| Me. | Jan 20, 1888

Walton, J.

One of the provisions of the act of 1887, chapter 140, (amendatory of the liquor law) declares that payment of the United States special tax as a liquor seller, shall be held to he prima facie evidence that the one paying the tax isa common seller of intoxicating liquors. What is the meaning of this provision? Does it impose upon the court the duty of instructing the jury, as matter of law, that proof of such payment will make it their duty to find the defendant guilty, whether they believe him to be so or not? It is a sufficient answer to say that a jury cannot be so instructed in any criminal case. The right of trial by jury is guaranteed by the Constitution, and it is not within the province of the legislature to enact a law which will destroy *61or materially impair the right. The very essence of "trial by jury” is the right of each juror to weigh the evidence for himself, and in the exercise of his own reasoning faculties, determine whether or not the facts involved in the issue are proved. And if this right is taken from the juror — if he is not allowed to weigh the evidence for himself — is not allowed to use his own reasoning faculties, but, on the contrary, is obliged to accept the evidence at the weight which others have affixed to it, and to return and affirm a verdict which ho does not believe to be true, or of the truth of which he has reasonable doubts — then, very clearly, the substance, the very essence of " trial by jury ” will be taken away, and its form only will remain. And if the enactment under consideration must be construed as having this effect, then, very clearly, it is unconstitutional and void.

But we do not think it is necessary so to construe it. We have many similar statutes, in some of which the words used are " prima facie evidence,” and in others the words are "presumptive evidence.” We cannot doubt that these phrases are intended to convey the same idea. Thus, the possession of a dead bird at certain seasons of the year, and the possession of a mutilated, uncooked lobster, are declared to be prima facie evidence that the former was unlawfully killed, and that the latter was less than ten and a half inches long when taken : while the possession of a salmon less than nine inches in length, or of a trout less than five inches in length, is declared to be presumptive evidence that they were unlawfully taken. Similar provisions exist with respect to the possession of the carcasses of moose and deer at those seasons of the year when it is unlawful to hunt or kill them.

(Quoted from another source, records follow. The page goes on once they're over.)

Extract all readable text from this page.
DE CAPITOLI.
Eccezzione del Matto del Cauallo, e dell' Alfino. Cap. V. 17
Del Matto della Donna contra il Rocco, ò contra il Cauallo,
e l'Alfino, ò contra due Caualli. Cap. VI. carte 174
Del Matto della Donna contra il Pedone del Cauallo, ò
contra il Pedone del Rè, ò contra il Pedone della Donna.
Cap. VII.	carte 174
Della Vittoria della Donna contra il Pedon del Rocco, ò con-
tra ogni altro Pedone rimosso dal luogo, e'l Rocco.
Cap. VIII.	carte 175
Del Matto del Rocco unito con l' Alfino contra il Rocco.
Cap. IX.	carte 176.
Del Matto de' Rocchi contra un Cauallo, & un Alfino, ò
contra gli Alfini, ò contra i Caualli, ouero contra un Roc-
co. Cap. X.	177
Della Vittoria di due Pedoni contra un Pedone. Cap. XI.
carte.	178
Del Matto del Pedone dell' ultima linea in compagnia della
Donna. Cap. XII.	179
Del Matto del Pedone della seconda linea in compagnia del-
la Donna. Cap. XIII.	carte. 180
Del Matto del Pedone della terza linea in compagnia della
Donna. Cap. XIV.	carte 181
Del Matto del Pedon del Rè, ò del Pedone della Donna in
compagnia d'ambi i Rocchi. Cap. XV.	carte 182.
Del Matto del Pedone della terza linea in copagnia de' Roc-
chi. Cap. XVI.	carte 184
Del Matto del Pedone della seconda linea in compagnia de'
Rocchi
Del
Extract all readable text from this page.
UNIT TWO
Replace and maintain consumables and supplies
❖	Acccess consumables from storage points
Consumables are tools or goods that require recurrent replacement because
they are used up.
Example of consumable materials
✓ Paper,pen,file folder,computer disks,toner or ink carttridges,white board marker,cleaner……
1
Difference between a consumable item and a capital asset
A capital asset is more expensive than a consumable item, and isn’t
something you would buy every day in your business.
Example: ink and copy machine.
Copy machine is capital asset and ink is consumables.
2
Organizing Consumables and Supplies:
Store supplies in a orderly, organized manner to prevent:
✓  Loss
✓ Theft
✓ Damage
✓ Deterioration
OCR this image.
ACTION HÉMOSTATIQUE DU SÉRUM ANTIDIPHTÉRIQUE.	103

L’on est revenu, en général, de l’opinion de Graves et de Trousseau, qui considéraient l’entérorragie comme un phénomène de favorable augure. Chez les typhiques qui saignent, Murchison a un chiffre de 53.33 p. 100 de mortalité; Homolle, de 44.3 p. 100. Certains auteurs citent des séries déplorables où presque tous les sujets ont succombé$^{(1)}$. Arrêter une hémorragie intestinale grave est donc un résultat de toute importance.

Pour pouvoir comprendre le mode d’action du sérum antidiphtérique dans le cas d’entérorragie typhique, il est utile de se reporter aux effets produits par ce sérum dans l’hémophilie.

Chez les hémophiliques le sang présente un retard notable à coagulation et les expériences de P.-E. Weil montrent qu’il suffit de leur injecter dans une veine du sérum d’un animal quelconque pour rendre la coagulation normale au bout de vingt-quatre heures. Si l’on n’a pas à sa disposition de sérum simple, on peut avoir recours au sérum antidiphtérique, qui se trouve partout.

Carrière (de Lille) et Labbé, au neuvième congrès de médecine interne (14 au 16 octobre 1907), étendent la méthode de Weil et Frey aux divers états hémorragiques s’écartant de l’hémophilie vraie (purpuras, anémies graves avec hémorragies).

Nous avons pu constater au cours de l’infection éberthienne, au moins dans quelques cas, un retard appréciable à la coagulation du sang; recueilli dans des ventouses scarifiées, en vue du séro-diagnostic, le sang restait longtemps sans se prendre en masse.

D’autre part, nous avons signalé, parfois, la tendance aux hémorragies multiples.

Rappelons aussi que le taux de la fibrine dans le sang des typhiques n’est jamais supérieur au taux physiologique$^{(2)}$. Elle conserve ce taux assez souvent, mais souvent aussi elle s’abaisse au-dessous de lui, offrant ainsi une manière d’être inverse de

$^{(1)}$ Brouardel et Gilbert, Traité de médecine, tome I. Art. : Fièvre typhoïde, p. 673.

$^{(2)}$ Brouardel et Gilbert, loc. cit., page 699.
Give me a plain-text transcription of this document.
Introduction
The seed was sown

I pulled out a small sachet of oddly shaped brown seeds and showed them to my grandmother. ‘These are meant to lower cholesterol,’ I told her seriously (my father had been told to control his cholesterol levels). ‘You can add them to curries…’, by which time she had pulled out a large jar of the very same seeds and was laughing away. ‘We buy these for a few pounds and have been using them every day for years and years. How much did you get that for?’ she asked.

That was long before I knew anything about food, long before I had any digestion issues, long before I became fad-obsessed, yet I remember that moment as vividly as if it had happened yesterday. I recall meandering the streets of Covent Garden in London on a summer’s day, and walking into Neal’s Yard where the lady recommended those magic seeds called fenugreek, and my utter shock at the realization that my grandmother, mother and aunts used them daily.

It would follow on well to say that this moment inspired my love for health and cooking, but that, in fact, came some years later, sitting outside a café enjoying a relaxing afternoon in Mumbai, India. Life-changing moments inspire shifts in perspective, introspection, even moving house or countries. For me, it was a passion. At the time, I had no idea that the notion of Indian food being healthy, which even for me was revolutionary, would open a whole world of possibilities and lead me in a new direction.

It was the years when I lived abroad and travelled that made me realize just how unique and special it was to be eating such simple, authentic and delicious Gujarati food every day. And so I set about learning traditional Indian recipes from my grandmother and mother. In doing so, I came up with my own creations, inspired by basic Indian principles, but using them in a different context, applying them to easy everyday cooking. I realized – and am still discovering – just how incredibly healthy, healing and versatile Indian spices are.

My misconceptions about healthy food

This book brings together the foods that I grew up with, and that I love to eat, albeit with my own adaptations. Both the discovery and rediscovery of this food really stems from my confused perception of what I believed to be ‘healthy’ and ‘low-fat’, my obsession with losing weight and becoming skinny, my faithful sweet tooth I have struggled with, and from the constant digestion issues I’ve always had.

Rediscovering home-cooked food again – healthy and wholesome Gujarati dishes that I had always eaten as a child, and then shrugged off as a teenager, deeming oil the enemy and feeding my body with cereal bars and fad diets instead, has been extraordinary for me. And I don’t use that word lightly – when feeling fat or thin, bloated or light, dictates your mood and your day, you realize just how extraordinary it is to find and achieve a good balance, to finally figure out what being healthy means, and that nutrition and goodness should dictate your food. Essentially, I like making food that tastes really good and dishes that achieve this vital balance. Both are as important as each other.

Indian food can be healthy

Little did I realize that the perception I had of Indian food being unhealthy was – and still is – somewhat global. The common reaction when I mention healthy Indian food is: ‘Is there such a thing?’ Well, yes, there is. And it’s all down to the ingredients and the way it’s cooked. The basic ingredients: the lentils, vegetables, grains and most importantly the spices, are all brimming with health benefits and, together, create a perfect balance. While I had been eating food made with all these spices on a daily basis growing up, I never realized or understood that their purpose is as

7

Can it be doubted that these provisions all mean the same thing ? We think not. And we are not aware that either of them has ever been construed as making it obligatory upon the jury to find a defendant guilty, whether they believe him to be so or not. They mean that such evidence is competent and sufficient to justify a jury in finding a defendant guilty, provided it does, in fact, satisfy them of his guilt beyond a reasonable doubt, and not otherwise. It would not bo just to the members of the legislature to suppose that, by any of these enactments, they intended to *62make it obligatory upon the jury to find a defendant guilty, whether they believe him to be so or not. It is a well settled rule of construction that, if a statute is susceptible of two interpretations, and one of the interpretations will render the statute unconstitutional and the other will not, the latter should be adopted. If it be thought that these statutes, and especially the one now under consideration, if construed as above indicated, add nothing to the weight of such evidence, it will be well to I'emember that declaratory statutes are not uncommon, and that they are not always useless. They often serve to remove doubts and to give certainty and stability to a rule of law, which it did not before possess ; and that, in these particulars, the act under consideration may be regarded as a wise and useful enactment.

The ruling of the justice of the superior court not being in harmony with this interpretation of the statute, the exceptions must be sustained and a new trial granted. But the motion is not properly before us. Motions for new trials in criminal cases, tried in either of the superior courts, are to be heard and finally determined by the justices thereof. R. S., c. 77, § 82.' And, although this is a- proceeding against the liquor only, still it must be regarded as a criminal case. State v. Robinson, 49 Maine, 285.

Exceptions sustained and a new trial granted.

Peters, C. J., Yirgin, Libbet, Foster and Hasicell, JJ., concurred.